Stagflation ist das Modethema dieser Tage. Weltweit steigt die Inflation. Bei den Verbraucherpreisen hat sie sich binnen Jahresfrist auf fast 4 Prozent verdoppelt, und die Explosion der Rohstoffpreise könnte ein Zeichen dafür sein, dass die Flucht in Sachwerte, also die Flucht vor der Geldentwertung, in vollem Gange ist. Gleichzeitig gibt es immer mehr Anzeichen, dass sich das Wirtschaftswachstum abschwächt, global von 5 Prozent im Jahr 2006 auf knapp 4 Prozent in diesem Jahr. Steigende Inflation und stagnierender Output ergeben Stagflation.

Das ist das Schlimmste, was Notenbanken passieren kann: Weil die Inflation so hoch ist, können sie sich nicht leisten, die Nachfrage und damit das Wachstum durch niedrigere Zinsen zu stimulieren. Konflikte mit den jeweiligen Regierungen sind vorprogrammiert. Tun sie es dennoch, könnten die Inflationserwartungen nachhaltig anziehen, was die Prämien für das gestiegene Inflationsrisiko und damit die Anleiherenditen in die Höhe treibt. Das ist wiederum schlecht für das Wachstum. Die Aktienmärkte leiden ebenfalls, weil sie einerseits mit den (dann fallenden) Rentenkursen korreliert sind, und weil sich andererseits die Gewinnaussichten durch das schwächere Wachstum eintrüben. Das kann nicht gut für die Investitionstätigkeit sein.

Erhöhen die Notenbanken dagegen die Zinsen, verliert die Wirtschaft noch mehr an Dynamik. Sie könnte in eine Rezession abgleiten, was besonders dann wehtut, wenn die Arbeitslosigkeit bereits hoch ist. Folgt die Stagflation auf eine längere Periode robusten Wachstums, haben die Arbeitnehmer noch eine gute Verhandlungsposition und können Lohnerhöhungen durchsetzen, die über das Produkt von unvermeidlicher Inflation und Produktivitätswachstum hinausgehen und damit die Inflation weiter antreiben. Das provoziert weitere Zinserhöhungen – so geschehen in den siebziger Jahren.

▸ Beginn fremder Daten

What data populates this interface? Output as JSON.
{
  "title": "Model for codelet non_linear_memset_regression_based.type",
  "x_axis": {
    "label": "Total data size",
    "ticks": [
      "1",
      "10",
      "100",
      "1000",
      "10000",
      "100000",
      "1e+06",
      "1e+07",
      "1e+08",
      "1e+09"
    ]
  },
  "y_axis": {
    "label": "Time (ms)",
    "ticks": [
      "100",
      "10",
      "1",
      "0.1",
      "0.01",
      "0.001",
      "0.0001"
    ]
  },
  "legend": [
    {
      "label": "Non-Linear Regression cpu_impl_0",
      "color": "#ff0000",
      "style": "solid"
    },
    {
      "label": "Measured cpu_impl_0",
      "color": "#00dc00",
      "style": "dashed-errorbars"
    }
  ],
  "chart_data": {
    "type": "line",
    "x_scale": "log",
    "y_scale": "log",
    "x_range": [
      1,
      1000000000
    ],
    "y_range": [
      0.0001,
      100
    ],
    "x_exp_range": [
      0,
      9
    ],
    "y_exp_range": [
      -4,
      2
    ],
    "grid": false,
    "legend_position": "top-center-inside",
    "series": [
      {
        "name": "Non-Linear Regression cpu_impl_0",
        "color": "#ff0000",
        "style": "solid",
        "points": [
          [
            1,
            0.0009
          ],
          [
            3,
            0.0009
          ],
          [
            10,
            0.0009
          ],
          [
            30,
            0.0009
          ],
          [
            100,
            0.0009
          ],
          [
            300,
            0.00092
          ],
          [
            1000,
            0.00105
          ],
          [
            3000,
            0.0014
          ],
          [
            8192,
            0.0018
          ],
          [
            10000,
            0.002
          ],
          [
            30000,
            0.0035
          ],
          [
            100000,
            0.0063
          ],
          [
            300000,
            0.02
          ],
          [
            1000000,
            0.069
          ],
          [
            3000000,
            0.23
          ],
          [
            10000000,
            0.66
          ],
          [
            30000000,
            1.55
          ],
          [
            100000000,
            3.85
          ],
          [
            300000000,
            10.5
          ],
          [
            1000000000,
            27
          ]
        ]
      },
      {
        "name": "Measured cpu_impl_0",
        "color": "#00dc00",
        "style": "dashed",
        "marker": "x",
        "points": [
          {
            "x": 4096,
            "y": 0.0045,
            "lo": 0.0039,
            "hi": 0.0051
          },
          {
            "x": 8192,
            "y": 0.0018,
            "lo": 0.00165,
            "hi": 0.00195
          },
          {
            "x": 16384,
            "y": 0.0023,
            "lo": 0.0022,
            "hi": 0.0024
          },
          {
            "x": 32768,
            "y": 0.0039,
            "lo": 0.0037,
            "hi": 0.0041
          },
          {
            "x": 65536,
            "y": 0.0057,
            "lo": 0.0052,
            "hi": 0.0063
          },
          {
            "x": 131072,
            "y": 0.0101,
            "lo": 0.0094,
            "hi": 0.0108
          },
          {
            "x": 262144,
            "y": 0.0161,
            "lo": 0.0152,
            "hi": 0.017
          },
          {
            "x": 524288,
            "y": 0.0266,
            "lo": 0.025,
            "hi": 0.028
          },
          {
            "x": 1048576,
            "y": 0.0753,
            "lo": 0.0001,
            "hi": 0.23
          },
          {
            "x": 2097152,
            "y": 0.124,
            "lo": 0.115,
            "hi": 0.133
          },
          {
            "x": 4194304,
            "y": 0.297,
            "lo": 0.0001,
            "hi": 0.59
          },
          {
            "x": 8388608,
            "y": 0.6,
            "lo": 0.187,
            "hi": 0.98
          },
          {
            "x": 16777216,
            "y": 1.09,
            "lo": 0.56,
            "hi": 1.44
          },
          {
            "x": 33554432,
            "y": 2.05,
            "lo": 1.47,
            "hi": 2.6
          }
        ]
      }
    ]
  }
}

Löhne, Inflation und Notenbankzins in Deutschland seit 1960

Wie sieht es heute aus? Für die Weltwirtschaft insgesamt ist trotz der Probleme in den USA keine echte Stagnation in Sicht, weil die Dynamik der Schwellenländer ungebrochen ist. Das ist meiner Meinung nach auch der wichtigste Grund für die Explosion der Rohstoffpreise. Große Länder wie China, Indien, Brasilien und Russland haben einen immensen Nachholbedarf an Infrastruktur, an Autos, anderen langlebigen Konsumgütern und Wohnungen, allesamt rohstoff- und energieintensive Produkte, und sie haben neuerdings die finanziellen Mittel, sich diese Bedürfnisse zu erfüllen. Die starke Nachfrage nach Rohstoffen trifft auf ein ziemlich unelastisches Angebot, weil die Produzenten bislang nicht davon ausgehen, dass diese Nachfragedynamik anhalten wird. Gibt es nicht so etwas wie einen Schweinezyklus, und folgt auf einen Preisboom nicht stets ein Einbruch der Preise? Warum viel Geld ausgeben für neue Produktionsfazilitäten, wenn die Gewinne auch ohne mehr Produktion kräftig steigen?

Erölpreis in Dollar und Euro seit 1980

Rohstoffpreise ohne Erdöl seit 1980

Aber was hat eigentlich eine Erhöhung der Rohstoffpreise mit einem allgemeinen Anziehen der Inflation zu tun? Ändern sich die relativen Preise nicht ständig, ohne dass wir uns Sorgen um die Inflation machen müssten? Telefonate und Fernreisen werden nicht nur relativ sondern auch absolut immer billiger, Heizung und medizinische Dienstleistungen immer teurer, so what? Wirklich ernst wird es nur, wenn das Preisniveau insgesamt immer rascher steigt.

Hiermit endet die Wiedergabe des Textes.